Cisco UCS Manager Software Stored Cross-Site Scripting Vulnerability
TL;DR 📌
A stored cross-site scripting (XSS) vulnerability has been identified in Cisco UCS Manager Software, allowing authenticated attackers to inject malicious scripts. This could lead to unauthorized access to sensitive information. The highest CVSS score is 5.4, indicating a medium severity risk. No workarounds are available, but Cisco has released fixed software versions.
What happened 🕵️♂️
A vulnerability in the web-based management interface of Cisco UCS Manager Software allows an authenticated, remote attacker to conduct a stored cross-site scripting (XSS) attack. This vulnerability arises from insufficient validation of user-supplied input, enabling attackers to inject malicious data into specific pages. Successful exploitation could allow attackers to execute arbitrary scripts or access sensitive browser-based information. To exploit this vulnerability, the attacker must hold an Administrator or AAA Administrator role.
Affected products 🖥️
The following Cisco products are affected if they are running Cisco UCS Manager Software:
- UCS 6300 Series Fabric Interconnects
- UCS 6400 Series Fabric Interconnects
- UCS 6500 Series Fabric Interconnects
- UCS X-Series Direct Fabric Interconnect 9108 100G
Fixed software 🔧
Upgrade to the first fixed release in your train (or later):
| Release / Product | First Fixed Release | Notes |
|---|---|---|
| 4.1 and earlier | Migrate to a fixed release. | |
| 4.2 | 4.2(3p) | |
| 4.3 | 4.3(6a) | |
| 6.0 | Not vulnerable. | |
| 1.0 | Initial public release. | |
| Cisco UCS Software | 4.2(3p) | 4.1 and earlier |
| Cisco UCS Software | 4.3(6a) | 4.3 |
Workarounds 🧯
There are no workarounds available to address this vulnerability.
Risk in context 🎯
With a CVSS score of 5.4, this vulnerability is rated as medium severity. The risk is primarily driven by the requirement for authenticated access, limiting exposure to users with Administrator roles. However, the potential for sensitive information exposure remains a concern. Organizations should prioritize patching to mitigate this risk.
Fast facts ⚡
- Vulnerability Type: Stored Cross-Site Scripting (XSS)

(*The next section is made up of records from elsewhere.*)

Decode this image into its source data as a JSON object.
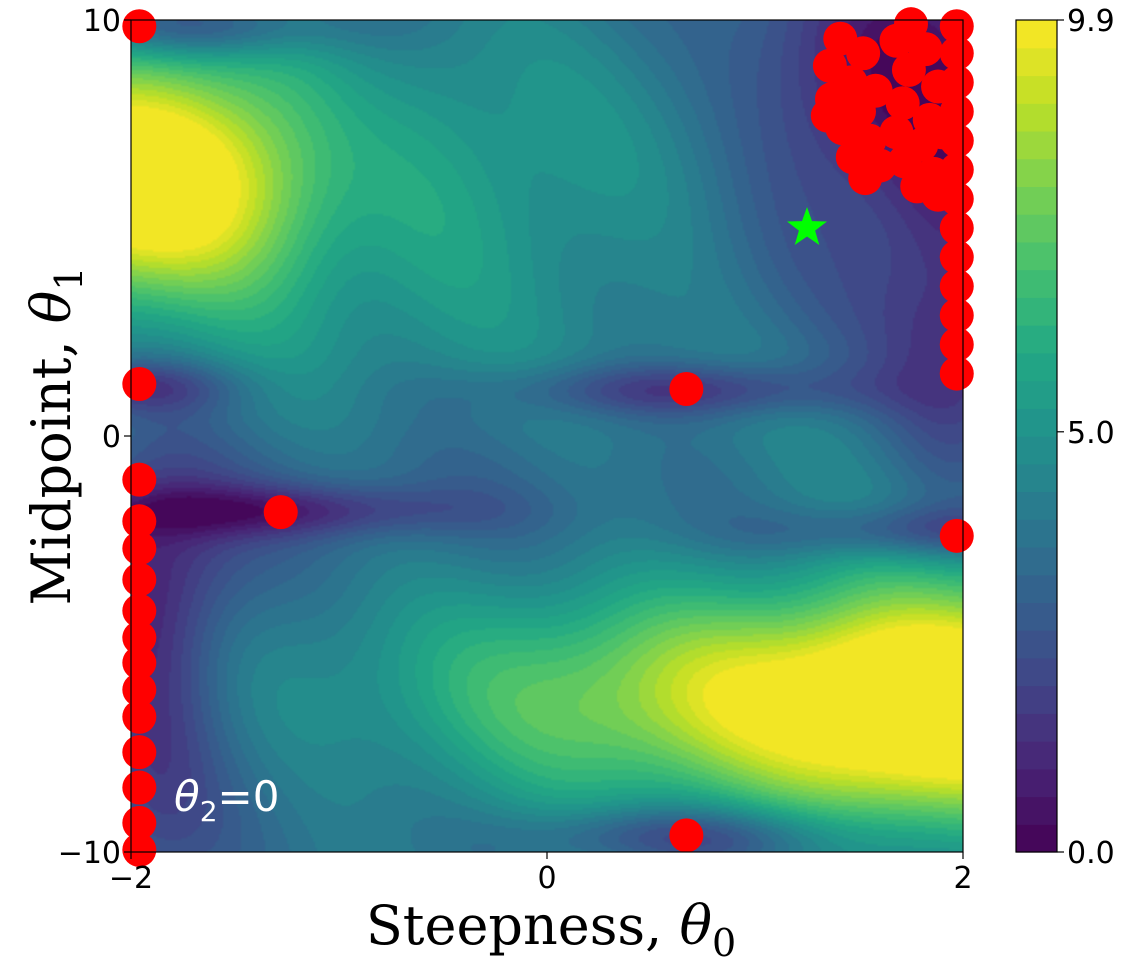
{
  "chart_data": {
    "type": "heatmap",
    "subtype": "filled-contour",
    "xlabel": "Steepness, θ0",
    "xlabel_parts": {
      "text": "Steepness, ",
      "symbol": "θ",
      "sub": "0"
    },
    "ylabel": "Midpoint, θ1",
    "ylabel_parts": {
      "text": "Midpoint, ",
      "symbol": "θ",
      "sub": "1"
    },
    "xlim": [
      -2,
      2
    ],
    "ylim": [
      -10,
      10
    ],
    "x_ticks": [
      {
        "value": -2,
        "label": "−2"
      },
      {
        "value": 0,
        "label": "0"
      },
      {
        "value": 2,
        "label": "2"
      }
    ],
    "y_ticks": [
      {
        "value": -10,
        "label": "−10"
      },
      {
        "value": 0,
        "label": "0"
      },
      {
        "value": 10,
        "label": "10"
      }
    ],
    "colorbar": {
      "colormap": "viridis",
      "range": [
        0.0,
        9.9
      ],
      "levels": 30,
      "ticks": [
        {
          "value": 0.0,
          "label": "0.0"
        },
        {
          "value": 5.0,
          "label": "5.0"
        },
        {
          "value": 9.9,
          "label": "9.9"
        }
      ]
    },
    "annotation": {
      "text": "θ2=0",
      "symbol": "θ",
      "sub": "2",
      "rest": "=0"
    },
    "field_features": {
      "minima": [
        {
          "x": -2.0,
          "y": 1.2
        },
        {
          "x": 0.65,
          "y": 1.1
        },
        {
          "x": -1.3,
          "y": -1.8
        },
        {
          "x": 1.95,
          "y": -2.3
        },
        {
          "x": 0.65,
          "y": -9.6
        },
        {
          "x": -1.85,
          "y": 9.9
        },
        {
          "x": 1.5,
          "y": 8.0
        }
      ],
      "maxima": [
        {
          "x": -2.0,
          "y": 5.8
        },
        {
          "x": 2.0,
          "y": -6.4
        }
      ]
    },
    "points": {
      "name": "samples",
      "color": "#ff0000",
      "values": [
        {
          "x": -1.96,
          "y": 9.85
        },
        {
          "x": -1.96,
          "y": 1.25
        },
        {
          "x": -1.96,
          "y": -1.05
        },
        {
          "x": -1.96,
          "y": -2.05
        },
        {
          "x": -1.96,
          "y": -2.7
        },
        {
          "x": -1.96,
          "y": -3.45
        },
        {
          "x": -1.96,
          "y": -4.2
        },
        {
          "x": -1.96,
          "y": -4.85
        },
        {
          "x": -1.96,
          "y": -5.45
        },
        {
          "x": -1.96,
          "y": -6.1
        },
        {
          "x": -1.96,
          "y": -6.75
        },
        {
          "x": -1.96,
          "y": -7.6
        },
        {
          "x": -1.96,
          "y": -8.45
        },
        {
          "x": -1.96,
          "y": -9.3
        },
        {
          "x": -1.96,
          "y": -9.95
        },
        {
          "x": -1.28,
          "y": -1.83
        },
        {
          "x": 0.67,
          "y": 1.13
        },
        {
          "x": 0.67,
          "y": -9.6
        },
        {
          "x": 1.97,
          "y": -2.4
        },
        {
          "x": 1.97,
          "y": 9.85
        },
        {
          "x": 1.97,
          "y": 9.2
        },
        {
          "x": 1.97,
          "y": 8.5
        },
        {
          "x": 1.97,
          "y": 7.8
        },
        {
          "x": 1.97,
          "y": 7.1
        },
        {
          "x": 1.97,
          "y": 6.4
        },
        {
          "x": 1.97,
          "y": 5.7
        },
        {
          "x": 1.97,
          "y": 5.0
        },
        {
          "x": 1.97,
          "y": 4.3
        },
        {
          "x": 1.97,
          "y": 3.6
        },
        {
          "x": 1.97,
          "y": 2.9
        },
        {
          "x": 1.97,
          "y": 2.2
        },
        {
          "x": 1.97,
          "y": 1.5
        },
        {
          "x": 1.41,
          "y": 9.55
        },
        {
          "x": 1.52,
          "y": 9.2
        },
        {
          "x": 1.36,
          "y": 8.9
        },
        {
          "x": 1.46,
          "y": 8.5
        },
        {
          "x": 1.58,
          "y": 8.3
        },
        {
          "x": 1.37,
          "y": 8.1
        },
        {
          "x": 1.5,
          "y": 7.8
        },
        {
          "x": 1.42,
          "y": 7.4
        },
        {
          "x": 1.55,
          "y": 7.1
        },
        {
          "x": 1.47,
          "y": 6.7
        },
        {
          "x": 1.6,
          "y": 6.5
        },
        {
          "x": 1.53,
          "y": 6.2
        },
        {
          "x": 1.35,
          "y": 7.7
        },
        {
          "x": 1.75,
          "y": 9.9
        },
        {
          "x": 1.68,
          "y": 9.5
        },
        {
          "x": 1.82,
          "y": 9.3
        },
        {
          "x": 1.74,
          "y": 8.8
        },
        {
          "x": 1.88,
          "y": 8.4
        },
        {
          "x": 1.71,
          "y": 8.0
        },
        {
          "x": 1.84,
          "y": 7.6
        },
        {
          "x": 1.68,
          "y": 7.3
        },
        {
          "x": 1.8,
          "y": 7.0
        },
        {
          "x": 1.72,
          "y": 6.6
        },
        {
          "x": 1.86,
          "y": 6.3
        },
        {
          "x": 1.78,
          "y": 6.0
        },
        {
          "x": 1.88,
          "y": 5.8
        },
        {
          "x": 1.9,
          "y": 7.3
        }
      ]
    },
    "best_point": {
      "name": "best",
      "x": 1.25,
      "y": 5.0,
      "color": "#00ff00",
      "marker": "star"
    }
  }
}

- CVSS Score: 5.4 (Medium)
- Exploitation: Requires authenticated access (Administrator role)
- Workarounds: None available
- Fixed Software: Available for specific releases
For leadership 🧭
This vulnerability presents a medium risk to our organization, given its CVSS score of 5.4. The exposure is limited to authenticated users with Administrator roles, which reduces the likelihood of exploitation but does not eliminate it. Immediate remediation is necessary, with a recommendation to patch within 7 days, as no workarounds exist.
Operational impact is expected to be minimal, with a brief maintenance window required for the updates, and no configuration drift anticipated.
Now: Review affected systems and prepare for patching.
Next: Implement the necessary software updates.
Later: Monitor for any unusual activity related to this vulnerability.